Comme le rappelle le Professeur Marie Schaer, médecin au centre de consultation spécialisé en autisme à Genève, dans le reportage « L’autisme au féminin » diffusé sur la RTS :
On rencontre beaucoup d’adultes qui disent qu’elles n’auraient jamais pensé à un diagnostic de TSA, parce qu’elles avaient de bonnes capacités à compenser sur le plan social, à camoufler leurs difficultés.
Le témoignage de Valérie Jessica, diagnostiquée à 45 ans, illustre avec force ce camouflage construit dès l’école primaire :
J’ai décidé d’imiter une camarade de classe. Je calquais tous ses gestes. (…) Ensuite, j’ai imité un autre camarade, puis un autre encore. C’était épuisant, cela me demandait beaucoup d’attention et ne me permettait pas d’accéder à qui je suis réellement.

Le rôle de l’entourage et des professionnels : un soutien essentiel
Être bien entourée peut faire toute la différence. Famille, enseignants, professionnels de santé : chacun peut aider à mieux détecter les signes de l’autisme et à accompagner les personnes concernées avec bienveillance. Le témoignage de Marie en est l’exemple :
Mon contexte familial, non soutenant, a fait que je n’ai pu faire les études de bibliothécaire dont je rêvais depuis le lycée pourtant. À la place, ils [mes parents] m’ont fait subir une pression pour que je trouve rapidement du travail suite à mes premiers échecs dans les études (résultant de dépression, hospitalisation et tentative de suicide) : je me suis alors retrouvée caissière. J’ai commencé à entrevoir le bout du tunnel lorsque j’ai obtenu une RQTH (Reconnaissance de la Qualité de Travailleur Handicapé). De là, j’ai pu élaborer un projet professionnel cohérent.
Dans ce cheminement, la pair-aidance peut aussi jouer un rôle clé. Diagnostiquée autiste Asperger à 29 ans, Véronique Barathon utilise aujourd’hui son vécu pour accompagner d’autres personnes concernées. Formée à l’Université des Patients, elle conçoit des outils accessibles (fiches illustrées, vidéos, animations) pour sensibiliser, informer et valoriser les forces de l’autisme.

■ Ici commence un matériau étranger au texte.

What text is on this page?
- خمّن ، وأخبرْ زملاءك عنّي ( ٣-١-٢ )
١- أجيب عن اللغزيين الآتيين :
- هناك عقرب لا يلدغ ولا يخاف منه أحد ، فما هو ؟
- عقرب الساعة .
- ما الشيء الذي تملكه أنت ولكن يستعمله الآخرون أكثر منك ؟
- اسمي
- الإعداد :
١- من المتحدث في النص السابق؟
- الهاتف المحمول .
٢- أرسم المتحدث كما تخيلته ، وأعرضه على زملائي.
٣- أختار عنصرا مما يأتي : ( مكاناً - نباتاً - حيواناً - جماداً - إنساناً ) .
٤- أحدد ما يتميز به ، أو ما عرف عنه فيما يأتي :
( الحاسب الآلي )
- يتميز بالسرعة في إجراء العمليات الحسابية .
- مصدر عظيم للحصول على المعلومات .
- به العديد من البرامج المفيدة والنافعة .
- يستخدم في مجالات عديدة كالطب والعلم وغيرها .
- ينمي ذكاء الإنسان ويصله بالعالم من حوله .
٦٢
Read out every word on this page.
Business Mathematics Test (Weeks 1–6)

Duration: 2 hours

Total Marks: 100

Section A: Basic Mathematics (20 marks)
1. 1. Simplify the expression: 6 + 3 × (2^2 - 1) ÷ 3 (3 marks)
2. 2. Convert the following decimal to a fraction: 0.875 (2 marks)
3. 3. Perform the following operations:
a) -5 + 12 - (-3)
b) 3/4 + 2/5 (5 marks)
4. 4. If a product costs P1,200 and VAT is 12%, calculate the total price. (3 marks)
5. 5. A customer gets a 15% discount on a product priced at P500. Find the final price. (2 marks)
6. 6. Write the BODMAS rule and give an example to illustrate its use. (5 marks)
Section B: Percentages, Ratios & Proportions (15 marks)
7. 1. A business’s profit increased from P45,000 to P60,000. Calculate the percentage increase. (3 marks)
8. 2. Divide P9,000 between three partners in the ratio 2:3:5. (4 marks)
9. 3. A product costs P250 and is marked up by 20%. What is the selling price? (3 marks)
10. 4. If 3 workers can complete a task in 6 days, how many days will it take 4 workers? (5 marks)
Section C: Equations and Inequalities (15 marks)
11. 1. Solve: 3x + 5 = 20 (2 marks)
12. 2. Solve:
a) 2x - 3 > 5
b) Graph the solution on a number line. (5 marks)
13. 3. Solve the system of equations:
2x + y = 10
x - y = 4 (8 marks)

Une meilleure reconnaissance de l’autisme au féminin
Depuis quelques années, les lignes bougent. Grâce aux témoignages de femmes concernées, aux recherches qui se développent, mais aussi au travail de nombreuses associations et professionnels engagés, l’autisme au féminin gagne enfin en visibilité.
Consulter la brochure sur l’autisme au féminin du GRoupe d’Action Autisme au Féminin et d’Autisme Info Service à destination des professionnels de santé.
Des comptes Instagram, des livres, des podcasts, des conférences permettent aujourd’hui de mieux comprendre les spécificités de l’autisme chez les femmes.
Chez Hop’Toys, nous participons à cette dynamique en proposant des ressources concrètes pour accompagner les filles et les femmes autistes, mais aussi leurs proches et les professionnels. Vous trouverez sur notre site :
- des fiches pratiques pour mieux comprendre les signes de l’autisme au féminin,
- des outils visuels pour aider à la communication et à la gestion des émotions,
- des témoignages, pour valoriser les parcours et lutter contre l’isolement.
Retrouvez notre sélection de ressources à télécharger gratuitement sur hoptoys.fr
En conclusion
Mieux connaître l’autisme au féminin, c’est permettre à des milliers de femmes et de filles de poser enfin des mots sur leur vécu. C’est aussi offrir des repères à celles qui se sentent en décalage depuis l’enfance, sans jamais avoir trouvé de réponse. Que l’on soit parent, enseignant, soignant ou tout simplement concerné, prendre en compte les spécificités de l’autisme chez les femmes est une étape essentielle vers une meilleure détection et un meilleur accompagnement du TSA.